I combed through my new knowledge.  I was so used to studying books and learning everything from text or video that this new style of education required that I forget that old style.  Instead of remembering descriptions of how to do things, I remembered Anil actually doing them.  I felt how he took in breaths, shut down rogue thought processes, and focused with pinpoint accuracy on the one thing he wanted to do or think about.  The problem was, that was how
he
felt when he did it.  I tried doing the same thing, but random thoughts kept springing loose.

I wonder what Chris is doing.  Why does Nibbles run off all the time and how does he find me?  I imagine kissing Nick.  I feel dread about the death of his parents.  I wonder if Anil's gorilla will ever find love.  I hope he does.  It would really suck to be all alone in the jungle.  I really miss designer clothes.  God, I miss shoes.

Yeah.  So that's the kind of crap running through my mind at any given moment.  And it grew worse the more I tried to shut it out.  The tighter I tried to control and focus, the more all those random thoughts slipped through my fingers.

"Argh!  This is driving me bonkers.  I can't keep everything under control.  I can feel and see how you do it, but I can't copy you very well."

"As I feared," Anil said.  "People have different ways of doing things.  It's easy to transfer how to speak another language because it's basically memorization and regurgitation.  But learning to control your thoughts is a very individual process."  He took my hands.  "Let me watch you do it."
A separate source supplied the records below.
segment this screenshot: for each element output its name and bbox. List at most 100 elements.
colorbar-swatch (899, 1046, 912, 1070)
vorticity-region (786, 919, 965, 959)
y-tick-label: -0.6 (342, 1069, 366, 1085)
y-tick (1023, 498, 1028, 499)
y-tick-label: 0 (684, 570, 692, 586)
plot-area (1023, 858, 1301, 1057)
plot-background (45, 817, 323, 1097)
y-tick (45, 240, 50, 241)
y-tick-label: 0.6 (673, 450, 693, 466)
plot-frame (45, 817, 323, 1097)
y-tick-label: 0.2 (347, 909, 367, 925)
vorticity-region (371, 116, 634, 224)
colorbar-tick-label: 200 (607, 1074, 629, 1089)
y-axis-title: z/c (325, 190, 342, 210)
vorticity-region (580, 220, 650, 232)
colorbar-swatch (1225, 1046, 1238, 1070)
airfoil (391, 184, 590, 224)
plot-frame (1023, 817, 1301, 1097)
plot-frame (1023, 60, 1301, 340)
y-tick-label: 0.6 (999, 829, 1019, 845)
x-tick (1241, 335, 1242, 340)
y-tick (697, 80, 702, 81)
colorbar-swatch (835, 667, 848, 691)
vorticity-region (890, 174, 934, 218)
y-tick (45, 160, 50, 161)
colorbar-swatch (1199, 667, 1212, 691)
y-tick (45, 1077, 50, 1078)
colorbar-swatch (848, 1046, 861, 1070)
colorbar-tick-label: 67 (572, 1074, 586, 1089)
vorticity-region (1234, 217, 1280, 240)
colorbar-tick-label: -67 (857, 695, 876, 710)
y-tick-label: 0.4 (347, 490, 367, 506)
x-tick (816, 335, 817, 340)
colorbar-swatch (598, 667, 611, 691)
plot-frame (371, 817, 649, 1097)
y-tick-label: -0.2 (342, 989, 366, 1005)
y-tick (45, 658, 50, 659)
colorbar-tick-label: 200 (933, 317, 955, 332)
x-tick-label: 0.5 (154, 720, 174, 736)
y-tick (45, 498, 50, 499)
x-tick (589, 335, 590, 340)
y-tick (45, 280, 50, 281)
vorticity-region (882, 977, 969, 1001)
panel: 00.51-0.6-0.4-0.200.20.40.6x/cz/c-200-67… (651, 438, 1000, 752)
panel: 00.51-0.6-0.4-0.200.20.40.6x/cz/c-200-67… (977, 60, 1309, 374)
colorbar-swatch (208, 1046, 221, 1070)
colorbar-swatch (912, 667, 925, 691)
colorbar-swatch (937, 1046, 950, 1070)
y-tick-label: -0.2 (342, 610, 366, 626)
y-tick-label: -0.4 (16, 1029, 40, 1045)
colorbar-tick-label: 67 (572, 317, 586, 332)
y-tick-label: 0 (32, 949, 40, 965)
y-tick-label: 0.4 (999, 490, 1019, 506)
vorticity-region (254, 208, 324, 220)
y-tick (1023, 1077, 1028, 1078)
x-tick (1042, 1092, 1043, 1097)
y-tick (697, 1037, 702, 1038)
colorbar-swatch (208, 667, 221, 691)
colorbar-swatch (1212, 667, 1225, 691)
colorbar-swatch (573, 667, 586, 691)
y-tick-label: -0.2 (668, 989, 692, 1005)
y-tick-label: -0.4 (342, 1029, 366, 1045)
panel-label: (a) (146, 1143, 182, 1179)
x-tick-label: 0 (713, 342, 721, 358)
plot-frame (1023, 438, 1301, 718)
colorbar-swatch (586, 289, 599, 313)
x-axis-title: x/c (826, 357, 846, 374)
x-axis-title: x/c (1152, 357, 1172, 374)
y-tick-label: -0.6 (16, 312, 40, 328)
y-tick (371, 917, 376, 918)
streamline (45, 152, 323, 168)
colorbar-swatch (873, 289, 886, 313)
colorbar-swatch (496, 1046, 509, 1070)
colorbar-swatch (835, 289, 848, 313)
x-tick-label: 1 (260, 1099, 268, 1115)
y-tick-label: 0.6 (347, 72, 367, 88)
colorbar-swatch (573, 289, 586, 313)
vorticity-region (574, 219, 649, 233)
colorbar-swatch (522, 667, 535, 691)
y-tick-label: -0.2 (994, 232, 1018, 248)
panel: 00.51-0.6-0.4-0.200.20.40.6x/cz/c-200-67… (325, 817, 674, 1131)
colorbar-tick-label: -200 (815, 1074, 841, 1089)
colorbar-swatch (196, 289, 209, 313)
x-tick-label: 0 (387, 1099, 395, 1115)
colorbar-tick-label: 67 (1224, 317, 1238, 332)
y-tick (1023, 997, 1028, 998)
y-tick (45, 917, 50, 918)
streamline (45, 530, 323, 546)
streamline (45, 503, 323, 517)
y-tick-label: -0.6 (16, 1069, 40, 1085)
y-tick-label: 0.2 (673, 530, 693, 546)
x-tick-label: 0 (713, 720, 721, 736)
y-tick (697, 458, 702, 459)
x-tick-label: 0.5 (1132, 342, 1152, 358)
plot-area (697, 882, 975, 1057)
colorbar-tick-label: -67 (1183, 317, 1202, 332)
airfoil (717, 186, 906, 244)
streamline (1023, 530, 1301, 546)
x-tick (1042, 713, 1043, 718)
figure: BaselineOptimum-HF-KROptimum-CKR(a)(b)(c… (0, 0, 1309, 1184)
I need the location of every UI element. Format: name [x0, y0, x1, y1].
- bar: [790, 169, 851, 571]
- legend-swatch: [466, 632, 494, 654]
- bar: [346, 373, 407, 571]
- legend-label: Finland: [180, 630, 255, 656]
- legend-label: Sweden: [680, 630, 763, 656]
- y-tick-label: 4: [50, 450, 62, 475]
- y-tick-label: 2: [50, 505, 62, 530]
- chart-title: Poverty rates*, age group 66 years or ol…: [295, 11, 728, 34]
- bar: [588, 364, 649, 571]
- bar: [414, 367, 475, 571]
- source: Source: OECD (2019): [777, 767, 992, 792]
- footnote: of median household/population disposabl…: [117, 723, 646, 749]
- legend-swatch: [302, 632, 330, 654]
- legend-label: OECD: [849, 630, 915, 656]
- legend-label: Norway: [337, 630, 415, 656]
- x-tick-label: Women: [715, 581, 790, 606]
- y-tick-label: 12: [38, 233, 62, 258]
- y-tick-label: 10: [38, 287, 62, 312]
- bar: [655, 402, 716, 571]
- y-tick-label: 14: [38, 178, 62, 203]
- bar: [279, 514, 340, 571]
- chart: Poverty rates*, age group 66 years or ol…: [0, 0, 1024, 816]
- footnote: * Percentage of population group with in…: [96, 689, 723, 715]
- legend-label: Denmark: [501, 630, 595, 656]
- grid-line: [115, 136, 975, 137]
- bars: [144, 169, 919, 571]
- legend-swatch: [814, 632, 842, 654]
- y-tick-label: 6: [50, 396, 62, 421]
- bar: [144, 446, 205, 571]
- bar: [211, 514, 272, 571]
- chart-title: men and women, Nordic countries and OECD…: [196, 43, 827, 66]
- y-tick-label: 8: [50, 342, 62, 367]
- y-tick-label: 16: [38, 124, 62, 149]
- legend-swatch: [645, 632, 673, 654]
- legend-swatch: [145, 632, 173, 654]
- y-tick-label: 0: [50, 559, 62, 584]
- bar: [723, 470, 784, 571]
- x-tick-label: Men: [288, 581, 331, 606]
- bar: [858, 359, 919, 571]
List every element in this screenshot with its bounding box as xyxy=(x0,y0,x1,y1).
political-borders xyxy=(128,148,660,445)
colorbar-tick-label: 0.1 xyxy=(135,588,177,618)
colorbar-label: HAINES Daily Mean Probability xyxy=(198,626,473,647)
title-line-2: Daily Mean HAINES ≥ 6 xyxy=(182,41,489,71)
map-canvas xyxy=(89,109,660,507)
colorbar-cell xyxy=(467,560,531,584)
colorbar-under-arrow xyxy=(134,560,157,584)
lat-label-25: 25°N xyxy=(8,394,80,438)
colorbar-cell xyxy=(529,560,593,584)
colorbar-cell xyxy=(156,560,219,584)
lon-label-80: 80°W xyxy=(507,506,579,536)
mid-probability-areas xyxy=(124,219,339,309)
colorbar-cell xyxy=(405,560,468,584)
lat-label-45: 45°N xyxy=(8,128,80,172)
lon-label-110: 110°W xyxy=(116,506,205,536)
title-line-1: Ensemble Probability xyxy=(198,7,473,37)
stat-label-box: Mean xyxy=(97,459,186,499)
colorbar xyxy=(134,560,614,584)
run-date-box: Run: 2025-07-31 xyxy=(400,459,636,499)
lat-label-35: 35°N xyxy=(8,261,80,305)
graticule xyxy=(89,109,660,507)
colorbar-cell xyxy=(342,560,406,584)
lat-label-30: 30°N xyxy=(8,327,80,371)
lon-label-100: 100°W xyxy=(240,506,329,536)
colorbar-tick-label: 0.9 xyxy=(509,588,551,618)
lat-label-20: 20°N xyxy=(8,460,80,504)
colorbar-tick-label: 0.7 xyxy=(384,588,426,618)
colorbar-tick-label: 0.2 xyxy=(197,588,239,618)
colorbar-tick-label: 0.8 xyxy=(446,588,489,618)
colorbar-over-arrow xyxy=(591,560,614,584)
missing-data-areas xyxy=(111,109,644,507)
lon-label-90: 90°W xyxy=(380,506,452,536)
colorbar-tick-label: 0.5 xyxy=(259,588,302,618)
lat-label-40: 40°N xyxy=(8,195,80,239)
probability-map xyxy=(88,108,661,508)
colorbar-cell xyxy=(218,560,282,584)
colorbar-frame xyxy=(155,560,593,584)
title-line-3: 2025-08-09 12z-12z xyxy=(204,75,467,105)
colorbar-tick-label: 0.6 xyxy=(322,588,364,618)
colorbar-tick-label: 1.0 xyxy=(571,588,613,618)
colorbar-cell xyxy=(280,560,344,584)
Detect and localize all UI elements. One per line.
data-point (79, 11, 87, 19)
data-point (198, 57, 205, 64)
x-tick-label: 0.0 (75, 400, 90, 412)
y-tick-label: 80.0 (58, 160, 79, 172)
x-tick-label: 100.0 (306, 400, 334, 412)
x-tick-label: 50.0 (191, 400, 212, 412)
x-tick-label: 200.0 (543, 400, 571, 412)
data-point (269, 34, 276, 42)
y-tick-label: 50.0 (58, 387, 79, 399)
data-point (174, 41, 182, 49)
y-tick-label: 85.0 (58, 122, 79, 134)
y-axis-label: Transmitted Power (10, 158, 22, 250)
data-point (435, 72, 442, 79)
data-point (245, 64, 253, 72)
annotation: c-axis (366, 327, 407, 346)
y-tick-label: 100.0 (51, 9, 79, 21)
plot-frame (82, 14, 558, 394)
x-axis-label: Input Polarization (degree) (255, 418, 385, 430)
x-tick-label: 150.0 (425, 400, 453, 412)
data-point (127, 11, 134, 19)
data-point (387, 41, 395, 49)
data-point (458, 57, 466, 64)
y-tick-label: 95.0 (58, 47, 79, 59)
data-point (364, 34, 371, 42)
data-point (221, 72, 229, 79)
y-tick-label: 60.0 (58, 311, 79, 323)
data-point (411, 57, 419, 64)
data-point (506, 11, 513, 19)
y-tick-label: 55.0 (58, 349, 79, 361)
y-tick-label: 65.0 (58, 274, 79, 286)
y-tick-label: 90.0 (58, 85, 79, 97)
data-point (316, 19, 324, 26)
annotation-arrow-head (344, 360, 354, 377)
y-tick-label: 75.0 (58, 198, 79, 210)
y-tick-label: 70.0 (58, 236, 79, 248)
He merged with me.  I gave it my best and tried to focus my thoughts on one thing.  After failing to focus it on possession, I thought about Nick and my concerns about him.  Everything else faded until there was only him.  Then I switched to Chris.  It worked with him too.  But once I shifted my train of thought to something, like say, defeating an alien invasion, all the static in my thoughts returned with a vengeance.

Anil withdrew.  "Interesting.  It's easy for you to focus on people, but you have trouble focusing on objectives."

I remembered my last living thought.  It had been of Chris as I'd tried to fill out a law school application.  "I pretty much suck at meditation."

"No, you simply need to learn to apply your method to everything else.  You have your own style.  After studying it, I think I can help."

He walked me through the basics.  How to control my breathing, my posture, all sorts of little nuances I never thought about.  The breathing part was kind of strange since technically we didn't need to breathe.  He told me it was good to use anyway.  It gave me something to focus on.  He was right.  After focusing on my breathing, I managed to clear my mind.  At least until I realized my mind was clear.

My mind is clear!  Yay!  This is so cool.  I need to tell Chris.  Oh, I wonder how hard the next phase will be.  I can't wait to try possessing another gorilla.

Anil laughed.  He was monitoring me.  "You defeat yourself right at the moment of victory."

I growled.  We'd been practicing for the better part of a day and I was still having issues.

"Don't worry," Anil said.  "It took me years to reach my level and I'm still far behind those who taught me."

"See, that's a problem.  The aliens need to be stopped for good now.  We don't have years."

"You're right.  I think it's time."

"For what?"

"Time to know our invaders.  Time to invade their bodies."